Ma insomma. Eravamo giunti felicemente a destinazione.

Arco naturale nei pressi di Palinuro

Ora il Maggiolino, boccheggiando, in un ultimo sforzo aveva vomitato dal cofano l’indistruttibile tenda Gifacò ed espulsa tutta la famiglia Lera dalle due portiere laterali che, finalmente aperte, le garantivano un po’ di refrigerio all’ombra di un olivo secolare.
La paleria della tenda era pertanto lì, sulla nuda terra, dentro un sacco di iuta grezza, adagiata a pochi metri da un mare blu cobalto. Fra le maglie del tessuto, l’ossuta ferraglia osservava mio padre con malcelato nervosismo, mentre il vecchio iniziava a dilungarsi in una sterminata sequela di possibili approcci al problema del suo montaggio e io, che come manualità son peggio di lui, iniziavo a preoccuparmi per la notte ormai incombente. Papà non lo nominò ma intuii che, in una sorta di automatismo, stava frugandosi le tasche alla ricerca del suo regolo calcolatore che, dal punto di vista pratico, sta al montaggio di una tenda come un’improvvida e triste aranciata al celestiale brasato di Carrù.

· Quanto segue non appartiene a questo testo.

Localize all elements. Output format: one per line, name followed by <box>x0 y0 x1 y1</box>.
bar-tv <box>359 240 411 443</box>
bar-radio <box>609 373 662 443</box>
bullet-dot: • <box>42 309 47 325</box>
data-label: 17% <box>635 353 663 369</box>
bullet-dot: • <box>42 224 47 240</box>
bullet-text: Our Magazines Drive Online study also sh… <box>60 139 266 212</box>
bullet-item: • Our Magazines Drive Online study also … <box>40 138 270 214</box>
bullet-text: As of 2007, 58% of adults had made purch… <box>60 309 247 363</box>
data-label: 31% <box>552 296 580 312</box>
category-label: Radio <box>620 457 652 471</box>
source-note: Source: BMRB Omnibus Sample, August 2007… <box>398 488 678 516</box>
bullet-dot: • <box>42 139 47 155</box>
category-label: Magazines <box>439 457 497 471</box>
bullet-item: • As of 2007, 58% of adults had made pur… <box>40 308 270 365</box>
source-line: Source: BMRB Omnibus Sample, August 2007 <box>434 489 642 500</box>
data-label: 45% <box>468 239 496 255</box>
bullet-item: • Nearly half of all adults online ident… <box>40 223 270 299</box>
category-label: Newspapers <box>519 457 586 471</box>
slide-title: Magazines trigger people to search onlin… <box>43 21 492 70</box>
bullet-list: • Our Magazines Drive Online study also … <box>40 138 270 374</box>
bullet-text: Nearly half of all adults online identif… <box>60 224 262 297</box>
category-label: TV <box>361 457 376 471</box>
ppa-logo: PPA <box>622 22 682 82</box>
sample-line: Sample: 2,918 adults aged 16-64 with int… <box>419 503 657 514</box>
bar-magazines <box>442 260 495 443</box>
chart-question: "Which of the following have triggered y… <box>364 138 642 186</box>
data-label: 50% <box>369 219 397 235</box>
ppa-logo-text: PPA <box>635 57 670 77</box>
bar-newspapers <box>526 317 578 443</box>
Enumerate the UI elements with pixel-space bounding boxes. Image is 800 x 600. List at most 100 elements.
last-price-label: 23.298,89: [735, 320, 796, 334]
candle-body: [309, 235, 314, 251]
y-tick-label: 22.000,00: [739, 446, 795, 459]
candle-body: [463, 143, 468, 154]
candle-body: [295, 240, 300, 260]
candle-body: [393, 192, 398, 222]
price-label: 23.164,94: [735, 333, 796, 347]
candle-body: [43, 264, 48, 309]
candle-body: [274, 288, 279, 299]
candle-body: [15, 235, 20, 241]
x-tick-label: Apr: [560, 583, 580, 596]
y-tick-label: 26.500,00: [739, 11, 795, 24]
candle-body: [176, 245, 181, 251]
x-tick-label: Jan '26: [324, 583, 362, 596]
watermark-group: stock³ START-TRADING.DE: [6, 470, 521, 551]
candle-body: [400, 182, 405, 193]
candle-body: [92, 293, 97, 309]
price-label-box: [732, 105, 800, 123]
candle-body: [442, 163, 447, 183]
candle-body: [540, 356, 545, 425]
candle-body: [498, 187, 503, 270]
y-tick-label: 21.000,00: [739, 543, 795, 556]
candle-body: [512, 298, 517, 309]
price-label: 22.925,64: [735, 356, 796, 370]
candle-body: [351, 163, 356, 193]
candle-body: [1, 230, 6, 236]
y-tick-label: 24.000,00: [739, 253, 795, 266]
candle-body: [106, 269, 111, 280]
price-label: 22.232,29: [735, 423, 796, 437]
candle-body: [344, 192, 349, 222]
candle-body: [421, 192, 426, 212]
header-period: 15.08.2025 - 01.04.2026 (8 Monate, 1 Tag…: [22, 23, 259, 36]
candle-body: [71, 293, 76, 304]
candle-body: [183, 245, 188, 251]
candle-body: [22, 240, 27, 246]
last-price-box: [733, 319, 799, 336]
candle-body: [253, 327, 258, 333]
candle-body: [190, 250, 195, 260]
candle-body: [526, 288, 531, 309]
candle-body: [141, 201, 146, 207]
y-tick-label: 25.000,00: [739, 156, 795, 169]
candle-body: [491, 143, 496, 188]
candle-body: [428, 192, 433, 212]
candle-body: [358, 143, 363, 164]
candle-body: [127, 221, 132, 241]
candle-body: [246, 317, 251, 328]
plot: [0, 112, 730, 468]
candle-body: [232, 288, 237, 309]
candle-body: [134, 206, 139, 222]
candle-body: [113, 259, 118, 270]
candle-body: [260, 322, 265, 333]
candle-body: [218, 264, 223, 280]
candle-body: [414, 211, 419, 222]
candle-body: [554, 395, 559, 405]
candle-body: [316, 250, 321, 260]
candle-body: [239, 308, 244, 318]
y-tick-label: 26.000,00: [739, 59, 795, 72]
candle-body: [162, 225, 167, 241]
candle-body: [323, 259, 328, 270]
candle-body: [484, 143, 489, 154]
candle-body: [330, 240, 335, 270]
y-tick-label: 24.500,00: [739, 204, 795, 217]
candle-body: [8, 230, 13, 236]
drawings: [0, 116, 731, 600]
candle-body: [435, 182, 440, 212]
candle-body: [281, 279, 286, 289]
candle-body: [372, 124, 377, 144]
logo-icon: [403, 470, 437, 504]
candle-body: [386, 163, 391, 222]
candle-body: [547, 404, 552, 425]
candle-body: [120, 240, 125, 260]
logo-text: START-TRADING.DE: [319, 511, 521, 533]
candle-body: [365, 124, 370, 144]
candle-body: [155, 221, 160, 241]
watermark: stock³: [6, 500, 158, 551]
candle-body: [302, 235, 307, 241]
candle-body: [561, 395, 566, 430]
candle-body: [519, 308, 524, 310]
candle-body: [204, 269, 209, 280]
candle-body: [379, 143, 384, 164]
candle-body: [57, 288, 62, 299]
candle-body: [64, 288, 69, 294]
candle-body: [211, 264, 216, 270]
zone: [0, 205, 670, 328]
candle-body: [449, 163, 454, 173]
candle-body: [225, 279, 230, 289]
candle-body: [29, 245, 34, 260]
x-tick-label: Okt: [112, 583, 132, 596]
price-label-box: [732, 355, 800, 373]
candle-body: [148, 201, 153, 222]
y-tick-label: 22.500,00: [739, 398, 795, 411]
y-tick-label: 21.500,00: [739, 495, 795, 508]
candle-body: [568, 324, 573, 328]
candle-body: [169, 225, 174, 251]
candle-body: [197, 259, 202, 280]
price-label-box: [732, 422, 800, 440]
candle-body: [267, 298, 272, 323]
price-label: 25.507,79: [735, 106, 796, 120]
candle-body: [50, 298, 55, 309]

1967, gita a Marina di Camerota


Fortuna volle che dietro le nostre spalle si fosse materializzato un angelo dalle umane fattezze. Alto, fiero, due occhi straordinariamente intelligenti, il dottor Gerolamo Chiappino era uscito da una Volkswagen color sabbia parcheggiata pochi metri più in là, anche quella, guarda caso, targata Alessandria. Trentaquattrenne medico della Clinica del Lavoro di Milano, originario di Capriata d’Orba, il nostro angelo era in grado di districarsi con eleganza dai grovigli che la vita di campeggio propone con continuità. Ci montò la tenda, insegnò a mia madre a mantenere fresche le ghirbe dell’acqua, a porre il burro sottoterra per conservarlo al meglio e, insomma, ci ricoprì di tutte quelle attenzioni necessarie al raggiungimento di un dignitoso standard di vita all’aria aperta.

Un testo del professor Gerolamo Chiappino


Seppi dopo anni che il suo curriculum professionale si era arricchito al punto di ricoprire il prestigioso incarico di Direttore del Clinica del Lavoro di Milano e in quei giorni, lo confesso, la sua gioiosa e forte compagnia mi affascinò a tal punto da farmi desiderare una laurea in medicina.
L’ho ritrovato solo qualche anno fa, grazie a Facebook, ormai ottantenne, in una casetta fra le alpi bergamasche, piazzata all’ombra di un fitto bosco. Non gliene fregava più nulla della Medicina, dell’università e della città di Milano. Aveva con sé la moglie, gli uccellini, l’orto e migliaia di piante da curare. L’impianto elettrico e l’acquedotto se li era costruiti da solo e sorridendo mi disse che lui, in bagno, aveva il privilegio di farsi la doccia con l’acqua minerale delle fonti San Pellegrino.
È mancato all’improvviso due anni fa, appisolato su di una sedia davanti a casa, sotto il cielo della Val Brembana, portandosi via con sé un pezzo di quelle mie splendide e indimenticabili vacanze a Palinuro.

Il professor Gerolamo Chiappino e Cesare Lera in val Serina, 48 anni più tardi

Riccardo Lera

"Io nella vita ho fatto tutto, o meglio un poco di tutto" (Uomo e galantuomo di Eduardo De Filippo) Pediatra, scrittore per diletto, dal 2002 al 2012 assessore alla cultura di Serravalle Scrivia; ex scadente giocatore, poi allenatore e ora presidente del Basket Club Serravalle.